Niño Burbuja se acuerda de los que pasan la ola de frío durmiendo al raso
El negro debía de andar por la treintena, pero es difícil precisar porque solo se le veía la franja de cara que va de las cejas al mentón. Un gorro de lana le protegía la cabeza y el resto del cuerpo lo tapaban varias mantas y un edredón, que colgaban por el respaldo del banco. Ese banco es el de enfrente de mi casa, en el que se sientan las viejas cuando hace bueno.
Así estaba acostado el negro el viernes pasado en el Madrid del sueño olímpico, a las ocho y pico de la noche, con el termómetro rondando el cero. Y así seguía cuando volví, cerca de las doce, con unos pocos grados menos. Me metí en casa y me fui a la cama. Me acordaba del negro de abajo mientras cogía el sueño. Me daba pena. En casa había sitio para él pero pasaría la noche en las maderas del banco. Y lo puedo contar aquí sin que nadie me mire mal.
En este país, no sé en otros, si alguien se desmorra en la carretera, justo delante de ti, tienes la obligación de parar y ayudar al herido en la medida de tus posibilidades. Escaquearse se llama Omisión de socorro y tiene consecuencias penales. Ya escama que lo que debería ser una reacción automática de humanidad tenga que tener su obligación legal, por si acaso.
Ese por si acaso es nuestro comportamiento con la gente que vive en la calle. Lo normal, lo aceptado, es dejar al negro a la intemperie del febrero de Madrid, pasar a su lado y subirte a casa, donde la calefacción también caldea habitaciones vacías. Nadie te considera mala persona por no meter al negro en esa habitación; es más, lo haces y te llaman temerario, loco, imbécil.

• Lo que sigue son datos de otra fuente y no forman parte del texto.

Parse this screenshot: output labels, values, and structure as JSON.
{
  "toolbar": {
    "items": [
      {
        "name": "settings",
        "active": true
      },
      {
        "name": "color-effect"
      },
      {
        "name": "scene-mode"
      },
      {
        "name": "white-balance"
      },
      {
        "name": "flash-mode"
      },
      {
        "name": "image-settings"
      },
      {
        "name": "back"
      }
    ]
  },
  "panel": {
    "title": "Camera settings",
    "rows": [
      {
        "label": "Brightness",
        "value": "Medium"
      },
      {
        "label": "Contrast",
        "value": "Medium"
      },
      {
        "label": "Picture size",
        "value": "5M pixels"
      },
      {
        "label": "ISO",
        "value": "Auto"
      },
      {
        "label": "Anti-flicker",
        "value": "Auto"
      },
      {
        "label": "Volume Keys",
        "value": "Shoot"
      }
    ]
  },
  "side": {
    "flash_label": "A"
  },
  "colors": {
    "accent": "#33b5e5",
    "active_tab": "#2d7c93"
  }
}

Para las pieles más sensibles hay todo un muestrario de cremas que suavizan la sequedad de la mala conciencia: para eso están los servicios sociales, hay albergues, él se lo habrá buscado. Cuando alguien asoma por la ventana pidiendo auxilio porque las llamas le muerden el culo nadie le pregunta si se quedó dormido con el cigarro en la cama ni duda en llamar a los bomberos, al menos.
Salí de casa a las seis y media de la mañana. El negro seguía ahí, sin haber mudado un dedo su posición desde que lo viera por primera vez a las ocho de la tarde (tampoco da el banco para muchas posturas). Pensé que incluso podría estar muerto, pero no estaba el oraje para comprobaciones: apreté hasta el coche porque me dolía la cara del frío, y cuando cogí el volante lo que me dolían eran las manos. El termómetro marcaba 4 o 5 bajo cero, no recuerdo, y hasta que no empezó a tirar la calefacción, metido ya en la M 30, no paré de soplarme los dedos ni de temblar.
Hasta el momento en que he escrito esto [miércoles 15 de febrero, 17:00 horas] no había vuelto a acordarme del negro.